Query and Store Data with Apache Hive


About this Course

This course begins with a review of SQL-on-Hadoop tools, then covers how to create, load, query, and manipulate tables in Hive. You will learn how to use Hive to query structured data without writing MapReduce code. You will learn how Apache Hive fits in the Hadoop ecosystem, how to create and load tables in Hive, and how to query data using the Hive Query Language. Together with DA 450 - Transform Data with Apache Pig, you can learn how to use Pig and Hive as part of a single data flow in a Hadoop cluster.

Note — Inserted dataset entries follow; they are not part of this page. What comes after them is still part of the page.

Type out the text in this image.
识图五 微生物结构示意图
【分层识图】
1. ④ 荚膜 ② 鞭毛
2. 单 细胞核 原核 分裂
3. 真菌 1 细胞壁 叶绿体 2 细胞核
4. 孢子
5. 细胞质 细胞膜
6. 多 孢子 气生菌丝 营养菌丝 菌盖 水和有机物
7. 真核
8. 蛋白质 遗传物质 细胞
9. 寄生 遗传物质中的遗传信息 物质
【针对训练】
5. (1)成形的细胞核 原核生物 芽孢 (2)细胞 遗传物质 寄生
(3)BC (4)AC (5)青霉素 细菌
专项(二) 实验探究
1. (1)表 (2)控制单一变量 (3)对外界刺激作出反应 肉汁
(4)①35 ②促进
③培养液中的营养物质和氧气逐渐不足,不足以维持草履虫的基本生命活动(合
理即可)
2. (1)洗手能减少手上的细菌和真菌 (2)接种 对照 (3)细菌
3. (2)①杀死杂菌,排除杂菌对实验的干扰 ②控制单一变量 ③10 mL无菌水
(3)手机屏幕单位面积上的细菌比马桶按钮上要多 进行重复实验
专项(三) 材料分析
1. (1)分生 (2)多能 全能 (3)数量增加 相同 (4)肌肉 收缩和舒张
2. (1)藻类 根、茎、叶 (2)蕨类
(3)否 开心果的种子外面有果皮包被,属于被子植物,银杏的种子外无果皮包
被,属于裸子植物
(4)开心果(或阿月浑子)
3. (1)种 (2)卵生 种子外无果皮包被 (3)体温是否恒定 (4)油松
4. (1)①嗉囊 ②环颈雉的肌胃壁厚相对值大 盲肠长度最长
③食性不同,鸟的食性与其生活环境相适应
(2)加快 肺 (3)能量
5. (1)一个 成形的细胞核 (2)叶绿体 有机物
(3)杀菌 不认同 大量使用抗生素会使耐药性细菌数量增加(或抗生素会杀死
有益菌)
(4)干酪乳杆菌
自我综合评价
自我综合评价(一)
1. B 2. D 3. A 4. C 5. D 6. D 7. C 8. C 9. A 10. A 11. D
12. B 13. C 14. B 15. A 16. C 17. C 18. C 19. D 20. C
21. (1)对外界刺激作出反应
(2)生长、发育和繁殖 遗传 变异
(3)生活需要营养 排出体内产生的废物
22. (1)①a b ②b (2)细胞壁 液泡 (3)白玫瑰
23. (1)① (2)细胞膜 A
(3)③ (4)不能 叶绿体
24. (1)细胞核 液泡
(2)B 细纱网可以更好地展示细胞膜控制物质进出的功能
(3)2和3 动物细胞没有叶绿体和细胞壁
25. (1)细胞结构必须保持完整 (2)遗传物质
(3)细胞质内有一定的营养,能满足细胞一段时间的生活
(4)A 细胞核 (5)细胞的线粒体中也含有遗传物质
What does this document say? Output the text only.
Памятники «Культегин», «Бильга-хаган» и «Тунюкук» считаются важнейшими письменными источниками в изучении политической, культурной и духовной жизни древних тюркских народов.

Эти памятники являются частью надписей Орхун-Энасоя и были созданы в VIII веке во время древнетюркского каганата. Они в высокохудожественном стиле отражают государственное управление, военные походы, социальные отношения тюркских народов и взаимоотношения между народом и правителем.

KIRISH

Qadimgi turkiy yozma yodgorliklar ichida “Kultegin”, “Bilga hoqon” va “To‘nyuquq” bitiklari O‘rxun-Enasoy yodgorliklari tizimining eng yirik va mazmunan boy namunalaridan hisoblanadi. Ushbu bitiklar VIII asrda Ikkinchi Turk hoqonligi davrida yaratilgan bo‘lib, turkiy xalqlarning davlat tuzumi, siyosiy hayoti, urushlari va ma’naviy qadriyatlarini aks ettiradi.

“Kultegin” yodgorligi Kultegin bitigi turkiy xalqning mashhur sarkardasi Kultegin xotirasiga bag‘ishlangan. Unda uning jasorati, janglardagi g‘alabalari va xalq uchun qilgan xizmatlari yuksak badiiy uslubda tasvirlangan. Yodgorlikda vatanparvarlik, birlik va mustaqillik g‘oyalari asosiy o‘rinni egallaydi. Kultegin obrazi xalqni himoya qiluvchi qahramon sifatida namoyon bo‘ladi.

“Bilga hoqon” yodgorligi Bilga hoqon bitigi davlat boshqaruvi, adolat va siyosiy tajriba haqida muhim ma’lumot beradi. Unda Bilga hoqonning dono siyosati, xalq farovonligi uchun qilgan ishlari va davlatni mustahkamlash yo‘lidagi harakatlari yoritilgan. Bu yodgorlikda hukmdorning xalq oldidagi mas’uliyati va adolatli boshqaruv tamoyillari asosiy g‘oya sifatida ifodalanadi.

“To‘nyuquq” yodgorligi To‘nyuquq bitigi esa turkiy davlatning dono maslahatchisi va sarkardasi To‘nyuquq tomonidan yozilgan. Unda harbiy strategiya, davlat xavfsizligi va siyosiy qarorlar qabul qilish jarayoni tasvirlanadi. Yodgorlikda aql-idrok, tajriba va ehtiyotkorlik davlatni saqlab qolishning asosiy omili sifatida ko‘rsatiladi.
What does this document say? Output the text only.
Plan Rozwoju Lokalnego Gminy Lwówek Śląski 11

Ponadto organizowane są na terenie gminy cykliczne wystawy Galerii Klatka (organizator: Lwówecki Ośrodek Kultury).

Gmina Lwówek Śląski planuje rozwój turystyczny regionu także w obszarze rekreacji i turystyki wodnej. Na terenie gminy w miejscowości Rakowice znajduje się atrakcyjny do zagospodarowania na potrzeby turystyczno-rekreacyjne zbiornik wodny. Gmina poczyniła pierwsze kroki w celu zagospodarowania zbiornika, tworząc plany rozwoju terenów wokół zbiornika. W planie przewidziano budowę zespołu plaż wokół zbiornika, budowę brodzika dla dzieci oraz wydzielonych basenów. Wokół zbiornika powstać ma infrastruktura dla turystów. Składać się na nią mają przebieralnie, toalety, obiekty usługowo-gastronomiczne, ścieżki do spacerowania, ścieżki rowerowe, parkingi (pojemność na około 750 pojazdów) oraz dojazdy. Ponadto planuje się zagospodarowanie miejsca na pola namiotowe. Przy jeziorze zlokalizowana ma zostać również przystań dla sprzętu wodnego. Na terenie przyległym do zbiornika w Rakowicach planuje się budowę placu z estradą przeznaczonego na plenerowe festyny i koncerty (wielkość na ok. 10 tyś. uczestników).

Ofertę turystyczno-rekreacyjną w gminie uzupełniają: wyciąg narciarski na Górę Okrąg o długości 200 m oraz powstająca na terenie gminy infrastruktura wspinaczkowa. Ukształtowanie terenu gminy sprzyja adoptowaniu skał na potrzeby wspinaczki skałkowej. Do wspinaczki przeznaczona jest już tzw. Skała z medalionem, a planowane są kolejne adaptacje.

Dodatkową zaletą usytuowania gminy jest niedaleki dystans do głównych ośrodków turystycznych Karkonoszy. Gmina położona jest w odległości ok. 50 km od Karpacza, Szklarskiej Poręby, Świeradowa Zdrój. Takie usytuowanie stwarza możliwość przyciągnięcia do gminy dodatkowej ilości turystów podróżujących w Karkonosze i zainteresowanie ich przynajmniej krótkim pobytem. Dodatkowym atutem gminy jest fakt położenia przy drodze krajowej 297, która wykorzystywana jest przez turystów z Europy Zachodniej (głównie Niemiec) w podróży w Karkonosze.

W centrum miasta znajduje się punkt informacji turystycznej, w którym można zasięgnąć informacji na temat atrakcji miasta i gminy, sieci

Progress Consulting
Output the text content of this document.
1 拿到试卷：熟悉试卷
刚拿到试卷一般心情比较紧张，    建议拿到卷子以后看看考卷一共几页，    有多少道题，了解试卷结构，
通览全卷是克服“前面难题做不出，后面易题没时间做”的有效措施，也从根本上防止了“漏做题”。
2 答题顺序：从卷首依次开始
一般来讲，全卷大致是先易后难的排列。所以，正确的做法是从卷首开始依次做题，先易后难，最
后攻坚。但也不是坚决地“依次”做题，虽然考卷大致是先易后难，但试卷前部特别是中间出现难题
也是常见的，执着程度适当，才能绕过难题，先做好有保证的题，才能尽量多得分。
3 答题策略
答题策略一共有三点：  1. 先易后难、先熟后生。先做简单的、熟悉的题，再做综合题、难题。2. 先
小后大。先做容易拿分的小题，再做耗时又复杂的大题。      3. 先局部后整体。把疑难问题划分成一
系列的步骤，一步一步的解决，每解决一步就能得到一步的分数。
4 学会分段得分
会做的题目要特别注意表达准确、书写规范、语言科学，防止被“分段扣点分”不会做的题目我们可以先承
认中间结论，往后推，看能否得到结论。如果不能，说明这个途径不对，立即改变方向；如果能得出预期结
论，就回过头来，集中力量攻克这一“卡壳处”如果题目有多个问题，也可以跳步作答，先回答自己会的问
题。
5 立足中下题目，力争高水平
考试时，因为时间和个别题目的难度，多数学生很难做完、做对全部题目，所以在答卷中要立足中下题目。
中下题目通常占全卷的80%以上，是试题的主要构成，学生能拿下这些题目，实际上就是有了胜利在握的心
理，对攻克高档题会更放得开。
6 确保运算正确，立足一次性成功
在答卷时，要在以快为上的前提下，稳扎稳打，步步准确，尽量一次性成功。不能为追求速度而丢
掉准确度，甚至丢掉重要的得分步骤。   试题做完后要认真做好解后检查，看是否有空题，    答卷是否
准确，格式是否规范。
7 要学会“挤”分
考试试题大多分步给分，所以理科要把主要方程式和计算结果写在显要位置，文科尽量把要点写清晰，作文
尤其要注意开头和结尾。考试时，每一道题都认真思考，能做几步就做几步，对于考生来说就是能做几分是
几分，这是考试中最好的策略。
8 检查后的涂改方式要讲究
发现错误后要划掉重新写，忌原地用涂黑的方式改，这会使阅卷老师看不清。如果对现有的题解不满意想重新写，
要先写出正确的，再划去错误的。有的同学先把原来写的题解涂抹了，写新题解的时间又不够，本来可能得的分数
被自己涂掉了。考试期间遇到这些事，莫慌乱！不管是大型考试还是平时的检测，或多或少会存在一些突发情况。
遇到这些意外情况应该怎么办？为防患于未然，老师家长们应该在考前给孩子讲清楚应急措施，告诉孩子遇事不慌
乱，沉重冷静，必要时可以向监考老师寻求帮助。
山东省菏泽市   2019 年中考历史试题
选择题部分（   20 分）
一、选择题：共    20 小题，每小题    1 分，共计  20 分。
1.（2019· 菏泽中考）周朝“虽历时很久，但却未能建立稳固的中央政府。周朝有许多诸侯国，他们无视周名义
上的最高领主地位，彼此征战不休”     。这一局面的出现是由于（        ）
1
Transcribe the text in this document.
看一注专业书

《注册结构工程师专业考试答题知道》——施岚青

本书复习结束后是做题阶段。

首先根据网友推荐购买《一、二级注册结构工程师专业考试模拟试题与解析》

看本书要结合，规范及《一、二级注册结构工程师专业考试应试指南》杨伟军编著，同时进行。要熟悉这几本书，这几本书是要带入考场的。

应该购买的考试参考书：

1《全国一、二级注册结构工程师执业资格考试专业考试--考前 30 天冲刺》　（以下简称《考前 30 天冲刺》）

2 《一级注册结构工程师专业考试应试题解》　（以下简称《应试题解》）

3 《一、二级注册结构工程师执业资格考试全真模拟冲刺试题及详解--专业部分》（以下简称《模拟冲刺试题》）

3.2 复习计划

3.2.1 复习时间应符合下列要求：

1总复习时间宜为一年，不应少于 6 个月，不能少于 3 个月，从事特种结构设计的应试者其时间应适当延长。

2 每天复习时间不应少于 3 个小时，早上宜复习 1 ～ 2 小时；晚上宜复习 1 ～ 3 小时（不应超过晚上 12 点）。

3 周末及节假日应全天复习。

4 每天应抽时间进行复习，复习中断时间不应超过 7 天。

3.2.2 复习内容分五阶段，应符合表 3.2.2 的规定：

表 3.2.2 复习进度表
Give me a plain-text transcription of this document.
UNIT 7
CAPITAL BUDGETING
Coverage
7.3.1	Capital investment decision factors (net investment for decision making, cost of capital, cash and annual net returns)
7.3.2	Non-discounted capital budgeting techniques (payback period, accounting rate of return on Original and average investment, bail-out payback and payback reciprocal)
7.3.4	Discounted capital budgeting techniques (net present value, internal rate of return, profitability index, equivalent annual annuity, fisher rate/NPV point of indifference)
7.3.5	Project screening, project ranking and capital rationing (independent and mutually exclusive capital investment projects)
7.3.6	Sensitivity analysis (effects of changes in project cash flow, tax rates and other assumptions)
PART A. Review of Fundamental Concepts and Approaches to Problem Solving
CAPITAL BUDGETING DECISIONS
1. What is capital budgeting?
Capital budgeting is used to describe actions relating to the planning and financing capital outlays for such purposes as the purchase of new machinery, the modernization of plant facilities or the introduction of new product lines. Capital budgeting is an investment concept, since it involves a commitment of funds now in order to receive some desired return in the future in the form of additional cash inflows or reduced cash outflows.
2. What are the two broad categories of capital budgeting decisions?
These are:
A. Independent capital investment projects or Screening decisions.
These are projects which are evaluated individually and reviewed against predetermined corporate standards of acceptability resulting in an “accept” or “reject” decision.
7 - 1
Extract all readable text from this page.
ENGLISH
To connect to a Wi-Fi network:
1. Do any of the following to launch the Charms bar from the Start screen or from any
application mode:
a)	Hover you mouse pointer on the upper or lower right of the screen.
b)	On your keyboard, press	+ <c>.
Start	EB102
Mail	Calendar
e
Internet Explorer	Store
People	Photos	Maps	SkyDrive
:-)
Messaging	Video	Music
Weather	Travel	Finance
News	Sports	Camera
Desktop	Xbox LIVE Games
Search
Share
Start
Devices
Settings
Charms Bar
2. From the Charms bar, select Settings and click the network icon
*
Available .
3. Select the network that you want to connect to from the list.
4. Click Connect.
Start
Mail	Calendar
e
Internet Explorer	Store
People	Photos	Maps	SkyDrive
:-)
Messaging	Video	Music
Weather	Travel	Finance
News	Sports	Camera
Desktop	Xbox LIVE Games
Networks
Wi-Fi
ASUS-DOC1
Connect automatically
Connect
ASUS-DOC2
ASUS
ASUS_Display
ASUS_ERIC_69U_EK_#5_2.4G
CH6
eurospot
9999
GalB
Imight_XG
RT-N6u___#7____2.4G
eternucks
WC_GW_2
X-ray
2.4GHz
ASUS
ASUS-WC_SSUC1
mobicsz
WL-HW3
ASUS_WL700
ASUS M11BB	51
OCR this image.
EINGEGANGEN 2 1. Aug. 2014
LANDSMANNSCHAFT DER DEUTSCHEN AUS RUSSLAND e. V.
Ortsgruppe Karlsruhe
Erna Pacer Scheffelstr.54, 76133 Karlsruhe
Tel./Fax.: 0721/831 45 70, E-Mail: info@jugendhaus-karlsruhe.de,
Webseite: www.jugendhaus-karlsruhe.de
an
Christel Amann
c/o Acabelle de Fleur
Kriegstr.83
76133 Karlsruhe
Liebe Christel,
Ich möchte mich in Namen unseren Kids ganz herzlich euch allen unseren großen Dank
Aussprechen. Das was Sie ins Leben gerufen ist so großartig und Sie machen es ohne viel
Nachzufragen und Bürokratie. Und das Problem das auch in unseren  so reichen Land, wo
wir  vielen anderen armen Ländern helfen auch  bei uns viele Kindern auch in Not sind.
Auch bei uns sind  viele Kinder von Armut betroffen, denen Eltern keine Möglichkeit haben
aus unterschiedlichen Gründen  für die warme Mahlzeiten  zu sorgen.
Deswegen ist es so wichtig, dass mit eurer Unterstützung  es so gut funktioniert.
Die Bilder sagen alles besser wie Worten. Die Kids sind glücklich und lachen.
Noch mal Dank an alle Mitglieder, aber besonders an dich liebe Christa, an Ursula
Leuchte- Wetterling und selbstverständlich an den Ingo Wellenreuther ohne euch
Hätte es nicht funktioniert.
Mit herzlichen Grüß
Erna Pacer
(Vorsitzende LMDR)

What’s Covered in the Course

1: Hive in the Hadoop Ecosystem
  • Hive Use Cases
  • Steps in the Data Pipeline
  • Hive in the Hadoop Ecosystem
  • Data Types Use With Hive
Lab Activities
    • Connect to the Hive CLI
    • Cast Data
2: Create and Load Data
  • Create Databases and Internal Tables
  • Create External Tables and Partitioned Tables
  • Load Data Into Tables and Databases
  • Alter and Drop Tables
Lab Activities
    • Create a Database
    • Create a Simple Table
    • Create Partitioned and External Tables
    • Load Data Into Tables
    • Examine Databases and Tables
3: Query and Manipulate Data
  • Query, Sort, and Filter Data
  • Manipulate Data With User-defined Functions
  • Combine and Store Tables
Lab Activities
    • Query Data With SELECT
    • Query Data With UDFs
    • Combine and Store Data